The scene on Fremont Street in downtown Las Vegas is always a party. But the stops really got pulled out during the first of two free country music concerts Friday night. The drinks weren’t free, but the music was, and everyone there was having a blast.
Dubbed the Fremont Street Experience, the concerts are part of the lead-up to the Academy of Country Music Awards Sunday night (8pm ET/PT on CBS).
Two stages were set up right on Fremont Street right under the famous light-show canopy. Flanked on all sides by the flashing neon signs of famous downtown casinos like 4 Queens and Binion’s, artists Love and Theft, Hunter Hayes, Brantley Gilbert, Scotty McCreery, and Luke Bryan made some serious noise. And the crowd ate it right up.

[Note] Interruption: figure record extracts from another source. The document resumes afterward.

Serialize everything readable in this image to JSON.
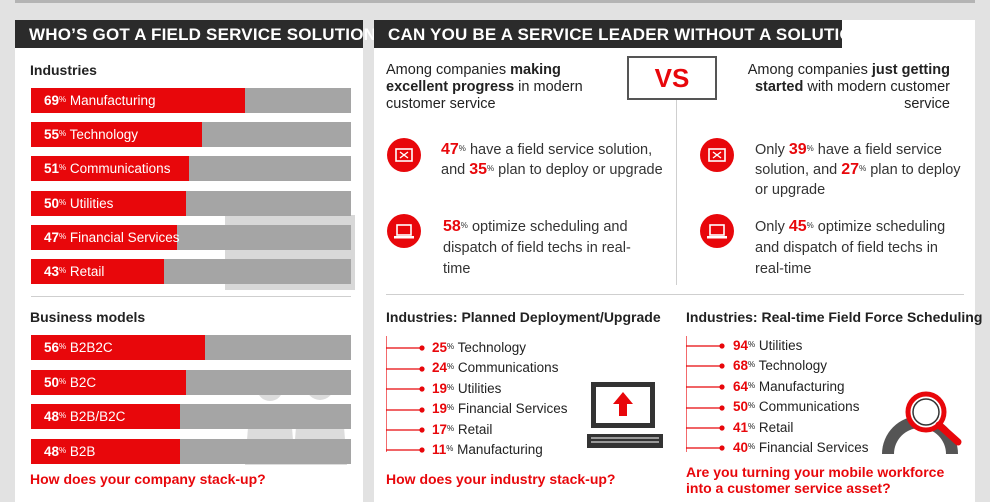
{
  "left": {
    "title": "WHO’S GOT A FIELD SERVICE SOLUTION?",
    "industries_label": "Industries",
    "industries": [
      {
        "pct": "69",
        "unit": "%",
        "name": "Manufacturing",
        "value": 69
      },
      {
        "pct": "55",
        "unit": "%",
        "name": "Technology",
        "value": 55
      },
      {
        "pct": "51",
        "unit": "%",
        "name": "Communications",
        "value": 51
      },
      {
        "pct": "50",
        "unit": "%",
        "name": "Utilities",
        "value": 50
      },
      {
        "pct": "47",
        "unit": "%",
        "name": "Financial Services",
        "value": 47
      },
      {
        "pct": "43",
        "unit": "%",
        "name": "Retail",
        "value": 43
      }
    ],
    "business_label": "Business models",
    "business": [
      {
        "pct": "56",
        "unit": "%",
        "name": "B2B2C",
        "value": 56
      },
      {
        "pct": "50",
        "unit": "%",
        "name": "B2C",
        "value": 50
      },
      {
        "pct": "48",
        "unit": "%",
        "name": "B2B/B2C",
        "value": 48
      },
      {
        "pct": "48",
        "unit": "%",
        "name": "B2B",
        "value": 48
      }
    ],
    "question": "How does your company stack-up?"
  },
  "right": {
    "title": "CAN YOU BE A SERVICE LEADER WITHOUT A SOLUTION?",
    "vs": "VS",
    "left_intro": {
      "a": "Among companies ",
      "b": "making excellent progress",
      "c": " in modern customer service"
    },
    "right_intro": {
      "a": "Among companies ",
      "b": "just getting started",
      "c": " with modern customer service"
    },
    "left_stats": [
      {
        "pre": "",
        "p1": "47",
        "t1": " have a field service solution, and ",
        "p2": "35",
        "t2": " plan to deploy or upgrade"
      },
      {
        "pre": "",
        "p1": "58",
        "t1": " optimize scheduling and dispatch of field techs in real-time",
        "p2": "",
        "t2": ""
      }
    ],
    "right_stats": [
      {
        "pre": "Only ",
        "p1": "39",
        "t1": " have a field service solution, and ",
        "p2": "27",
        "t2": " plan to deploy or upgrade"
      },
      {
        "pre": "Only ",
        "p1": "45",
        "t1": " optimize scheduling and dispatch of field techs in real-time",
        "p2": "",
        "t2": ""
      }
    ],
    "unit": "%",
    "planned": {
      "title": "Industries: Planned Deployment/Upgrade",
      "items": [
        {
          "pct": "25",
          "name": "Technology"
        },
        {
          "pct": "24",
          "name": "Communications"
        },
        {
          "pct": "19",
          "name": "Utilities"
        },
        {
          "pct": "19",
          "name": "Financial Services"
        },
        {
          "pct": "17",
          "name": "Retail"
        },
        {
          "pct": "11",
          "name": "Manufacturing"
        }
      ],
      "question": "How does your industry stack-up?"
    },
    "realtime": {
      "title": "Industries: Real-time Field Force Scheduling",
      "items": [
        {
          "pct": "94",
          "name": "Utilities"
        },
        {
          "pct": "68",
          "name": "Technology"
        },
        {
          "pct": "64",
          "name": "Manufacturing"
        },
        {
          "pct": "50",
          "name": "Communications"
        },
        {
          "pct": "41",
          "name": "Retail"
        },
        {
          "pct": "40",
          "name": "Financial Services"
        }
      ],
      "question": "Are you turning your mobile workforce into a customer service asset?"
    }
  },
  "colors": {
    "accent": "#e8070b",
    "bar_bg": "#a5a5a5",
    "header": "#2b2b2b"
  }
}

“Any rednecks in the house?” shouted Gilbert from the Third Street stage, before launching into his 2010 single, “Kick It in the Sticks.” Like a lot of his songs, it’s a good-time Southern-rocking tune that would make the likes of Lynyrd Skynyrd or Charlie Daniels proud. And Gilbert, dressed in ripped jeans, baseball cap, and a T-shirt that read “Sin City Sinners,” proved he had the wild energy and hillbilly swagger to really key into that backwoods-party mood and get the crowd fired up.
“Ya’ll know about them dirt roads?” the ACM New Artist Of The Year nominee asked at another point, then launched into another of his hits, “Dirt Road Anthem” (a song he cowrote with Colt Ford).
The band included two guitarists who weren’t afraid to jump up on the monitors when duty called; a bass player with an array of flashy axes; and a drummer sporting a blonde mohawk. They rode hard and kept Gilbert and his songs on that rough, red-dirt line where hard country and rock ‘n roll meet, crack a few beers, and stay up all night.
Fellow ACM New Artist of the Year nominee Scotty McCreery played the First Street Stage, but you could hear the screams of his female fans blocks away. For having such a boyish appearance (he is still only 19 after all), the American Idol winner has an impressively deep and robust voice, and live on stage he can really belt it out. His set included some vintage country and rock classics, such high energy versions of the old-time gem “Man of Constant Sorrow” and Elvis Presley’s famous first single, “That’s All Right.”
These were mixed in with ballads like his 2011 single “The Trouble With Girls,” which had the ladies up in arms (literally, arms were waving from balconies and throughout the jam-packed streets).
Back on Third Street, Friday headliner Luke Bryan hit the stage about 11pm with in jeans, black ballcap, big smile, and an energy level that kept him bouncing back-and-forth across the stage all night. He and his five-piece band (which including a fiddle and a green electric banjo) jumped immediately into some of his best-known songs, kicking out great versions of hits like “Rain Is a Good Thing” and his newest single, “Drunk on You.”
The crowd was singing along to every word, too — even the 5-year-old on her father’s shoulders knew every word and wasn’t shy about belting it out.